Humans need not apply

Plenty of health care processes are ripe for automation

by Joe Flower

From H&HN Most Wired, November 10, 2006

When I buy an airline ticket online, I specify a seat and check the box for a vegetarian meal. At the airport, I use a credit card or anything with an identifying magnetic strip at one of the airline’s kiosks. The machine identifies the owner of the card as the owner of a specific ticket, all because it is networked with the airline’s main computers.

The system now “knows” that I have checked in and prints the boarding pass. When I get to the gate, I stick the boarding pass into another machine. If my identity, itinerary and seat assignment all line up, it spits out the ticket stub and I go on board. If not, it beeps to notify the human crew member who is watching.

During my entire trip, I only talk to human agents for security purposes or to say, “I’ll have some coffee, thank you.” Every aspect of getting me from point A to point B has been handled by networked, intelligent machines.

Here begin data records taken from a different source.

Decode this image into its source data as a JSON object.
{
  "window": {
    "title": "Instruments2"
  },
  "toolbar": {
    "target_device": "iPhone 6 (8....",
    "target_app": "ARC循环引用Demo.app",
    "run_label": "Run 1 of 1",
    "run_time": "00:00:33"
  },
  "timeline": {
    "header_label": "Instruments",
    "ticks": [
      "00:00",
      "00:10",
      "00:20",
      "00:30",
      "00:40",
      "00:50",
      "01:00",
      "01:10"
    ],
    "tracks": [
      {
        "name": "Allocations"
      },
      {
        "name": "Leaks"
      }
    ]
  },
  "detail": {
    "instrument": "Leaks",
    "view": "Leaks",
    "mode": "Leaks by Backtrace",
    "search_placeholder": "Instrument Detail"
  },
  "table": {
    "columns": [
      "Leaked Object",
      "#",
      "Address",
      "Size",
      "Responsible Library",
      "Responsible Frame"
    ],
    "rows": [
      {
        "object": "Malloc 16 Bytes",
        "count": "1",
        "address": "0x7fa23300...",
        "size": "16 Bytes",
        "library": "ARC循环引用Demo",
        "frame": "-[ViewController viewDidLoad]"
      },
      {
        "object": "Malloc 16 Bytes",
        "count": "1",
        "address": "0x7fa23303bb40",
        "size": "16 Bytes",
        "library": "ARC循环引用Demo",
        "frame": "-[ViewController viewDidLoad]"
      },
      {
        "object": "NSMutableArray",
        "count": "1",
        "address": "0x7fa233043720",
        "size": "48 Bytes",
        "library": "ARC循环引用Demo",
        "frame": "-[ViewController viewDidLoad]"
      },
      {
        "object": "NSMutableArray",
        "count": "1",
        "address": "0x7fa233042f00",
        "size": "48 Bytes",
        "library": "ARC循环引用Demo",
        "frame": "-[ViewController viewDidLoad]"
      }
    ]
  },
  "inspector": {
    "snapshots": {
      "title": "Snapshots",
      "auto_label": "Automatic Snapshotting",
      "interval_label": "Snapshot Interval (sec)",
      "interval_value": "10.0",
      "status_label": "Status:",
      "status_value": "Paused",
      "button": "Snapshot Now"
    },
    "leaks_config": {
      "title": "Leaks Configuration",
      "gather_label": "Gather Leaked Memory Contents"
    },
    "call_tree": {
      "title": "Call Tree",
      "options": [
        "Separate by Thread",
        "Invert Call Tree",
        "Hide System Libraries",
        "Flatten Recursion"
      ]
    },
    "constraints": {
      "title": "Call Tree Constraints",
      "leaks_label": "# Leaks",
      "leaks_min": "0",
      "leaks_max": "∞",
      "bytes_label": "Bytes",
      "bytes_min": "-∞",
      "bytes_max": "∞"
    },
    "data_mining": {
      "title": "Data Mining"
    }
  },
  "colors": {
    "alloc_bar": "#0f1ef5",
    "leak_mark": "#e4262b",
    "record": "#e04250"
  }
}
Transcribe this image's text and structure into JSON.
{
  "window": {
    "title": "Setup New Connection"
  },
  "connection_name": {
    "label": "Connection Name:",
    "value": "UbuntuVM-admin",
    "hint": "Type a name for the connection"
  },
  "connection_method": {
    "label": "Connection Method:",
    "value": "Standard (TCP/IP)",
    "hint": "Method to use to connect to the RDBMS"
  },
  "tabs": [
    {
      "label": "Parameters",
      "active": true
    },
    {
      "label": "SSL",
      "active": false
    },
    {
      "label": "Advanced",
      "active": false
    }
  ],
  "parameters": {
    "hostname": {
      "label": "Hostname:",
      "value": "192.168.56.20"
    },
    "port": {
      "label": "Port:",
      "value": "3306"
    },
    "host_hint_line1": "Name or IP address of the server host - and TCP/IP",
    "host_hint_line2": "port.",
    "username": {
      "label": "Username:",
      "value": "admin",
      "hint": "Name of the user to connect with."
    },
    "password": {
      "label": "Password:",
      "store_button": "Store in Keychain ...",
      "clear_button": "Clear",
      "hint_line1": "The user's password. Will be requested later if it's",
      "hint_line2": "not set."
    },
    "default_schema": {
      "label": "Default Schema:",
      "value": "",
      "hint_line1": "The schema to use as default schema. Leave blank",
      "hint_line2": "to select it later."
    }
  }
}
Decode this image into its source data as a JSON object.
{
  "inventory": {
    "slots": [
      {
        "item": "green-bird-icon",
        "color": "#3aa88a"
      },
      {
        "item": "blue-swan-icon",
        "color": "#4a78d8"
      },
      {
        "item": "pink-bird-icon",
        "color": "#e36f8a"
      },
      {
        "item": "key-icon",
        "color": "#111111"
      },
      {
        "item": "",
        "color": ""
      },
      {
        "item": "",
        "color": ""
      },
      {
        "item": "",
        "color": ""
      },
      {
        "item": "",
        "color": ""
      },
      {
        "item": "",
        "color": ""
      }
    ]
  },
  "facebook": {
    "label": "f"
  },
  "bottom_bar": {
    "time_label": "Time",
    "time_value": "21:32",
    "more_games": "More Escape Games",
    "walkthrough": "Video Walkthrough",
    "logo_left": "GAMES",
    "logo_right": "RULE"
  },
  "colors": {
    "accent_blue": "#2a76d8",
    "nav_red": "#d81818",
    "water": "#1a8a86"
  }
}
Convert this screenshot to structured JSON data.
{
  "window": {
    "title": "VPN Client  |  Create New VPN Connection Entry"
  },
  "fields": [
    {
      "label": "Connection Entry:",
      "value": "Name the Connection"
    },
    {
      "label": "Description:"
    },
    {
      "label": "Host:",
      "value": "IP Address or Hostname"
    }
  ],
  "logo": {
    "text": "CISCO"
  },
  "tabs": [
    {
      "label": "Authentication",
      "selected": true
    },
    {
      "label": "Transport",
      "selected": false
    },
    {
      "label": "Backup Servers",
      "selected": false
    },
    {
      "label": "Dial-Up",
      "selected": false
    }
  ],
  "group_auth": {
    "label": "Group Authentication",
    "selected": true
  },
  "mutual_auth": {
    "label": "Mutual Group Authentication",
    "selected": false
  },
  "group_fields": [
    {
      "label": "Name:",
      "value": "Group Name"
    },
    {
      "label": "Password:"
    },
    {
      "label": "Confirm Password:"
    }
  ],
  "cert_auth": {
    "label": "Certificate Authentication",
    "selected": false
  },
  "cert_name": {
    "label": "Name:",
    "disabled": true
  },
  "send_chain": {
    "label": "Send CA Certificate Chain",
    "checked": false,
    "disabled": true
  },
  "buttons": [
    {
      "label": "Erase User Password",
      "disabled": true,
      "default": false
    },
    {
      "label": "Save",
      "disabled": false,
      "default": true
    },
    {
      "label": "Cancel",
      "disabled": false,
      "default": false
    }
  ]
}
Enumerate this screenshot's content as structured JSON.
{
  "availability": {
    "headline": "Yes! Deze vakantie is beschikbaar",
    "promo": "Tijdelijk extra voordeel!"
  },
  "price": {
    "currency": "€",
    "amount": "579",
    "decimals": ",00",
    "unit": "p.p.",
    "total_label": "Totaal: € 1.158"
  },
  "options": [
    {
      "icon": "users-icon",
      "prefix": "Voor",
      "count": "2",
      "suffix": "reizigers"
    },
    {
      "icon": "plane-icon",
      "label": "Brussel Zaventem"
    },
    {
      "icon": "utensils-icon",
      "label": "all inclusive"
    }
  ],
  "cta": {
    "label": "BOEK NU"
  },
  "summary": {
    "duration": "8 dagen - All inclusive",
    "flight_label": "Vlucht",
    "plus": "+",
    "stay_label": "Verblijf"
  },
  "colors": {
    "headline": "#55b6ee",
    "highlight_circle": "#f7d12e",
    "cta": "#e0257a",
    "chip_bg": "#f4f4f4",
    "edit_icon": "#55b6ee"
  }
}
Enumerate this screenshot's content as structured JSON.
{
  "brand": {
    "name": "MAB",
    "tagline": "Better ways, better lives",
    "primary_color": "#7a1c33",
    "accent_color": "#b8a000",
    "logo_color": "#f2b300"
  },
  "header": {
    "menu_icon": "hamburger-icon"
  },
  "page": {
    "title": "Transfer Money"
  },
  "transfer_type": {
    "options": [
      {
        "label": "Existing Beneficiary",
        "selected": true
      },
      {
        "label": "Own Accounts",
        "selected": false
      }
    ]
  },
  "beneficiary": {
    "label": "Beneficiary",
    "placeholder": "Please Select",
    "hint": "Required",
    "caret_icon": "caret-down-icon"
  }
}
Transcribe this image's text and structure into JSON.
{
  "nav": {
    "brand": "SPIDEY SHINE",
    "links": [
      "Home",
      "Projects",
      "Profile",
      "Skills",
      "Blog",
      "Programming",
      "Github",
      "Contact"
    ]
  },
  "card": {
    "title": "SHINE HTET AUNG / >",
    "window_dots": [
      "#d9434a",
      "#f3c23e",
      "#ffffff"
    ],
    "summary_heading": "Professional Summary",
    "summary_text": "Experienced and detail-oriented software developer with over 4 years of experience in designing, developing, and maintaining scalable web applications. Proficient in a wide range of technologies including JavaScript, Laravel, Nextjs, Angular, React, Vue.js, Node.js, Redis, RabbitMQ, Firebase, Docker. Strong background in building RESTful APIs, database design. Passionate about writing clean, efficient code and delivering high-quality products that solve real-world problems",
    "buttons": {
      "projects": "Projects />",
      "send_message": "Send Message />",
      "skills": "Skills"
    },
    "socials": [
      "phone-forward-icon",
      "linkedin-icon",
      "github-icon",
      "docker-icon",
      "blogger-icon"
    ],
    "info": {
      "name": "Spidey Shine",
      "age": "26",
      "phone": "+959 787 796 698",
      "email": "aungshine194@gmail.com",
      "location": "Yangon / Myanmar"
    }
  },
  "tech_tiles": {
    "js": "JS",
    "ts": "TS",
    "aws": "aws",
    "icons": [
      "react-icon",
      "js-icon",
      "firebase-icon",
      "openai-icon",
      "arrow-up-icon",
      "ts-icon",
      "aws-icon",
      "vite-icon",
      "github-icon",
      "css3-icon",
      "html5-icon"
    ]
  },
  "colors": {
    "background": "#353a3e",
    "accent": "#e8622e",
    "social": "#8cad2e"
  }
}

This kind of networked, intelligent automation is appearing here and there in health care. With robotic pharmaceutical distribution systems, for example, a robot picks unit dose drugs off of racks, seals them in bar-coded or RFID-encoded packages and routes them to the correct floor. There, another robot distributes the drugs to pharmaceutical kiosks that ensure that the dose, patient and proper time match the order before the drawer unlocks to allow drug administration.

Important as they are for patient safety, accountability, proper billing, inventory control and many other aspects, such systems are still limited to particular aspects of health care.

To imagine the wired future of health care, we have to imagine such systems throughout health care. Every provider organization is a sea of transactions, cross-linked handoffs of information and physical materials, all connected to different kinds of ownership, permissions, restrictions and access requirements.

Now think your way through that sea of transactions and ask yourself, “Could this transaction possibly be handled by a machine? Could the instructions for it be reduced to an algorithm or decision tree? Could the inputs come directly from some other computer or machine?”

Any process for which you answer “yes” could be computerized, automated and networked and probably eventually should be as part of our continuing quest to clean up the daunting, bottomless inefficiency of health care.

Many outside of health care react negatively to the notion of automated care, imagining that it would remove the human touch from the very moments when we most need it. But the true human touch, with compassion, careful judgment and real connection, is already in short supply. In fact, automation can free up caregivers for those most human tasks. And if a process being done to me as a patient truly is mechanical, such as ensuring the accuracy of a dosage, I would rather it be performed by intelligent machines. Credit card transactions have a far higher accuracy rate than health care transactions. For the truly mechanistic processes, treat me like a credit card.

For the truly mechanistic processes, treat me like a credit card.